To understand the implications of Democrats’ current plans for expanding federal health care programs, it’s useful to start with some context from the biggest federal health care program that currently exists: Medicare.
Last week, Medicare’s board of trustees produced their annual report on the program’s fiscal health. That report contained some expected yet nonetheless alarming news: Medicare’s hospital insurance (HI) trust fund, itself a kind of accounting fiction, will be insolvent in just five years. Starting in 2026, the HI fund, which covers inpatient hospital services, will be depleted.
The program will have to rely on the HI fund’s incoming revenues, essentially operating on a cash flow basis—and there won’t be enough cash. In 2026, the HI fund will only cover about 91 percent of its bills. In the years that follow, that gap will only grow larger. So without changes to the program’s financing, doctors, hospitals, and other medical providers will face rapidly reduced payments from the program, with ensuing ripple effects on both the wider economy, roughly a sixth of which revolves around health care services, and on the provision and availability of health care.

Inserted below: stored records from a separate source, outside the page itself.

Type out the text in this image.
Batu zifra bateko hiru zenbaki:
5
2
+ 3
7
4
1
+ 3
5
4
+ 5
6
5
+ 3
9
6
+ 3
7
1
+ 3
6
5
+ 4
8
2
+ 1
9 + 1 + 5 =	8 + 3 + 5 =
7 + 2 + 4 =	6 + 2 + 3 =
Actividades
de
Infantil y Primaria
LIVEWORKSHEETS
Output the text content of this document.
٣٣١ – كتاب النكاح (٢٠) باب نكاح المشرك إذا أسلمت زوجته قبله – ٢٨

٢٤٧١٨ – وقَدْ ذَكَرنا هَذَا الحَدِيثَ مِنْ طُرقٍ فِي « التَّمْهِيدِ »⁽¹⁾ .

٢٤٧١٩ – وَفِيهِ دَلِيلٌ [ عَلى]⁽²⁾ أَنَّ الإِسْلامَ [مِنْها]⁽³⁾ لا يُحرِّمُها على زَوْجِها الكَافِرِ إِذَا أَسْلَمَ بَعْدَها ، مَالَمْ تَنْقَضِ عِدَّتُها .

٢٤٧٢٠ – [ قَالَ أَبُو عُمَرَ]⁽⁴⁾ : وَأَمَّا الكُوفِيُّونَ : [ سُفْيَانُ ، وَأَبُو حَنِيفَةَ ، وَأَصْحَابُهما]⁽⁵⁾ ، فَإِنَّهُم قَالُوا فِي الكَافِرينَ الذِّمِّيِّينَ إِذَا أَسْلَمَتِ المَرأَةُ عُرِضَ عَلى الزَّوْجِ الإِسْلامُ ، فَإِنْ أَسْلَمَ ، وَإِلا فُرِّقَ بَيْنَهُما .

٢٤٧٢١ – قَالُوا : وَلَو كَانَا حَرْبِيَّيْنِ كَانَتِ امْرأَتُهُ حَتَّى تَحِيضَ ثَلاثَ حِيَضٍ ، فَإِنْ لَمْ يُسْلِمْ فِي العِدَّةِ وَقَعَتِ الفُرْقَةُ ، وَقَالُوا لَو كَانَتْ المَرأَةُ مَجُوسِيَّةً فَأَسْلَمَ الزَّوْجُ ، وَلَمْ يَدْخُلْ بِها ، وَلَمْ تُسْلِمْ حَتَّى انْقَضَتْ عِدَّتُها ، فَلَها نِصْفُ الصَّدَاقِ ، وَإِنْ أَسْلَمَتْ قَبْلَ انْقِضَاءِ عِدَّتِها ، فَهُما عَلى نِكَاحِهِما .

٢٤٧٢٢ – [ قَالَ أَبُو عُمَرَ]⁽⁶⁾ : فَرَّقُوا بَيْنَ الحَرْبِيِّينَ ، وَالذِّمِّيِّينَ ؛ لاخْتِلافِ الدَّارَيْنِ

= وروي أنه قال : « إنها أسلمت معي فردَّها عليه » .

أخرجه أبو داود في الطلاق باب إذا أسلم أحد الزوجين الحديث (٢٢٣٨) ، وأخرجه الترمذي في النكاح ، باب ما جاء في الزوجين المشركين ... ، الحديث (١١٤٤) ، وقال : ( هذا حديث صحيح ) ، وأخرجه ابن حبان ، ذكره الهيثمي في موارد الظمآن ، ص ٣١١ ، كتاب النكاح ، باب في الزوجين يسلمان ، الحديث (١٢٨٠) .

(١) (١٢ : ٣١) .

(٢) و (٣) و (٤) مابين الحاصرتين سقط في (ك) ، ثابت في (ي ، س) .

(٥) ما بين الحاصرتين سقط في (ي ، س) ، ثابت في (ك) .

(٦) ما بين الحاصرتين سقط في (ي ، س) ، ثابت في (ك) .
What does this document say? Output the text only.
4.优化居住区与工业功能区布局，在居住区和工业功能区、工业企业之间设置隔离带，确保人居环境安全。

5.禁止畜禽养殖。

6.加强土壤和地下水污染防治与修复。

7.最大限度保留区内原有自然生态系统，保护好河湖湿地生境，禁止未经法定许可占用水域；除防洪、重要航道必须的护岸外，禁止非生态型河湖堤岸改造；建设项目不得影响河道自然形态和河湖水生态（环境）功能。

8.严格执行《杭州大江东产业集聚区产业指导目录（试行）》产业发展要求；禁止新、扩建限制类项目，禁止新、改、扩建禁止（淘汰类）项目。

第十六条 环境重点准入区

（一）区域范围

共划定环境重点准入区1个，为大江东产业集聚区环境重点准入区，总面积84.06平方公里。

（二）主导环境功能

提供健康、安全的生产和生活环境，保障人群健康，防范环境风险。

If anything, the program’s fiscal problems may be even worse than that: The new report assumes that an array of cost-reduction measures, including a series of technical tweaks the physician payments and bonuses, will persist. But they also note that Medicare’s “long-range costs could be substantially higher than shown throughout much of the report if the cost-reduction measures prove problematic and new legislation scales them back.”
As anyone who has even a passing familiarity with attempts to control the cost of federal health care programs through doctor payment tweaks knows, those sorts of measures often prove problematic—which is to say, doctors don’t like them, and thus, for political reasons, Congress overrides those payment changes.
In just a few short years, in other words, Medicare will face something like an existential crisis. Yet instead of attempting to deal with the program’s deep fiscal challenges, President Joe Biden and Democrats in Congress are attempting to expand the program, adding a suite of costly new benefits to the program. Rather than attempt to pay for the program that exists, or manage its growing costs, they are focused on tacking on additional expenses.